11/23/2021 Dori Bejleri, Harvard Title: Wall crossing for moduli of stable log varieties

Abstract: Stable log varieties or stable pairs (X, D) are the higher dimensional generalization of pointed stable curves. They form proper moduli spaces which compactify the moduli space of normal crossings, or more generally klt, pairs. These stable pairs compactifications depend on a choice of parameters, namely the coefficients of the boundary divisor D. In this talk, after introducing the theory of stable log varieties, I will explain the wall-crossing behavior that governs how these compactifications change as one varies the coefficients. I will also discuss some examples and applications. This is joint work with Kenny Ascher, Giovanni Inchiostro, and Zsolt Patakfalvi.

11/30/2021 Charles Doran, University of Alberta Title: K_2 and Quantum Curves

Abstract: The talk will be based on my paper of the same name with Matt Kerr and Soumya Sinha Babu as arXiv:2110.08482.

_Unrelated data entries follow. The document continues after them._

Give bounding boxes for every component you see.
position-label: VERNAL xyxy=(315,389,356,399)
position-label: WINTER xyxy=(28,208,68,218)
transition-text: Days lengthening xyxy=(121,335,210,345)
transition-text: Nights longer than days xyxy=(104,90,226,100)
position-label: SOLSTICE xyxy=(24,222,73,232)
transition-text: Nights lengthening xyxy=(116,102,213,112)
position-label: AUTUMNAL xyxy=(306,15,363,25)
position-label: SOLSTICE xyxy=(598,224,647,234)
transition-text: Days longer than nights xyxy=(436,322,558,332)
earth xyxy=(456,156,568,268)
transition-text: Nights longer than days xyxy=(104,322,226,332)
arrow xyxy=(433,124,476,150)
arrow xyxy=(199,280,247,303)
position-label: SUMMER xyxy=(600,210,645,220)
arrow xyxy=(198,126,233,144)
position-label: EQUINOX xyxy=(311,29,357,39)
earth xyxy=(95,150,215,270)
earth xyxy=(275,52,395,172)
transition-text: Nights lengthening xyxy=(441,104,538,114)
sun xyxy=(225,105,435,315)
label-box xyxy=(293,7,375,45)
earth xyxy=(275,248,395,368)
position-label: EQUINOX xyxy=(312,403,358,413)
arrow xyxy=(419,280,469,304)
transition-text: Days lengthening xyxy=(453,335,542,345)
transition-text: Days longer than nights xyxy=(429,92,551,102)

12/07/2021 Xingyang Yu, NYU Title: 2d N=(0,1) gauge theories, Spin(7) orientifolds and triality

Abstract: I will introduce a new brane engineering for 2d minimally supersymmetric, i.e. N=(0,1), gauge theories. Starting with 2d N=(0,2) gauge theories on D1-branes probing Calabi-Yau 4-folds, a brand new orientifold configuration named ’Spin(7) orientifold’ is constructed and the resultant 2d N=(0,1) theories on D1-branes are derived. Using this method, one can build an infinite family of 2d N=(0,1) gauge theories explicitly. Furthermore, the N=(0,1) triality, proposed by Gukov, Pei and Putrov, enjoys a geometric interpretation as the non-uniqueness of the map between gauge theories and Spin(7) orientifolds. The (0,1) triality can then be regarded as inherited from the N=(0,2) triality of gauge theories associated with Calabi-Yau 4-folds. Furthermore, there are theories with N=(0,1) sector coupled to (0,2) sector, where both sectors respectively enjoy (0,1) and (0,2) trialities.